Suicide: Three people have taken their own lives in plunges from the statue, the first in—you got it—1929.
Movie star: Aside from acting as Columbia's mascot, the statue has figured prominently in films from Charlie Chaplin and Alfred Hitchcock.
Vandal magnet: The crown has attracted all manner of used chewing gum and lipstick graffiti.

Current version info

The statue, a gift to the United States from the people of France, is of a robed female figure representing Libertas, the Roman goddess of freedom, who bears a torch and a tabula ansata upon which is inscribed the date of the American Declaration of Independence, July 4, 1776. A broken chain lies at her feet. The statue is an icon of freedom and of the United States: a welcoming signal to immigrants arriving from abroad.

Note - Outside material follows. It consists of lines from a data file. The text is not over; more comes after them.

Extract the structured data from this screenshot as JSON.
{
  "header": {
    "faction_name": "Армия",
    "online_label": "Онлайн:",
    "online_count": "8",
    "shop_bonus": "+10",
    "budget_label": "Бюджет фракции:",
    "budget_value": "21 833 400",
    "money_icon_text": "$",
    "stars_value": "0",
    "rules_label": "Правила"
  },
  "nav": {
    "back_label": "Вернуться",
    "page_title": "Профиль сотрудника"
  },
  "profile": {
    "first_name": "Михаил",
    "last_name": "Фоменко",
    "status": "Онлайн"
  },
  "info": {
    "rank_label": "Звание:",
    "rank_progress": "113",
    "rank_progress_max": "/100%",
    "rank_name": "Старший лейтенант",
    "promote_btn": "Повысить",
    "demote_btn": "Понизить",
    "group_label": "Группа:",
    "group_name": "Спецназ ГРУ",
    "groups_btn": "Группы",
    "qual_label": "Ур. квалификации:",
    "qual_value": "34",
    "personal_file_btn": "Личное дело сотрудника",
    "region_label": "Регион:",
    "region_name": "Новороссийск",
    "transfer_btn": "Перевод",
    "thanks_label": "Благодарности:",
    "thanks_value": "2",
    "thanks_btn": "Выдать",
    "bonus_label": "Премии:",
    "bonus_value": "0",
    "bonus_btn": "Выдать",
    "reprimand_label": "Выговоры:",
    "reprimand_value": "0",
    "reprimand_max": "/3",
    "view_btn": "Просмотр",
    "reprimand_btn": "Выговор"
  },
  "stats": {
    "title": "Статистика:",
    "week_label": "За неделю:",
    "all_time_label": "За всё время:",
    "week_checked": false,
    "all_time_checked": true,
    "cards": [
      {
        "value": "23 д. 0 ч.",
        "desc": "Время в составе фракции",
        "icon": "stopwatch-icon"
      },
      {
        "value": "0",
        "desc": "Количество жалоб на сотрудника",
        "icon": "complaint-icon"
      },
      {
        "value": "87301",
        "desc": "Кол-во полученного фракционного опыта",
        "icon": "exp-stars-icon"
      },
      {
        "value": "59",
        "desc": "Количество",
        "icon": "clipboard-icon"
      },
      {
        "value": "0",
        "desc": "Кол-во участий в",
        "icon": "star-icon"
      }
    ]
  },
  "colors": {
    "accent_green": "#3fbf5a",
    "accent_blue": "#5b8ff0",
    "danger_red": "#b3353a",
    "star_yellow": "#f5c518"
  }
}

Bartholdi was inspired by French law professor and politician Édouard René de Laboulaye, who commented in 1865 that any monument raised to American independence would properly be a joint project of the French and American peoples. Due to the troubled political situation in France, work on the statue did not commence until the early 1870s. In 1875, Laboulaye proposed that the French finance the statue and the Americans provide the pedestal and the site. Bartholdi completed the head and the torch-bearing arm before the statue was fully designed, and these pieces were exhibited for publicity at international expositions. The arm was displayed at the Centennial Exposition in 1876 and in New York's Madison Square Park from 1876 to 1882. Fundraising proved difficult, especially for the Americans, and by 1885 work on the pedestal was threatened due to lack of funds. Publisher Joseph Pulitzer of the World started a drive for donations to complete the project that attracted more than 120,000contributors, most of whom gave less than a dollar. The statue was constructed in France, shipped overseas in crates, and assembled on the completed pedestal on what was then called Bedloe's Island. The statue's completion was marked by New York's first ticker-tape parade and a dedication ceremony presided over by President Grover Cleveland.

The statue was administered by the United States Lighthouse Board until 1901 and then by the Department of War; since 1933 it has been maintained by the National Park Service. The statue was closed for renovation for much of 1938. In the early 1980s, it was found to have deteriorated to such an extent that a major restoration was required. While the statue was closed from 1984 to 1986, the torch and a large part of the internal structure were replaced. After the September 11 attacks in 2001, it was closed for reasons of safety and security; the pedestal reopened in 2004 and the statue in 2009, with limits on the number of visitors allowed to ascend to the crown. The statue, including the pedestal and base, was closed for a year until October 28, 2012, so that a secondary staircase and other safety features could be installed; Liberty Island remained open. Public access to the balcony surrounding the torch has been barred for safety reasons since 1916.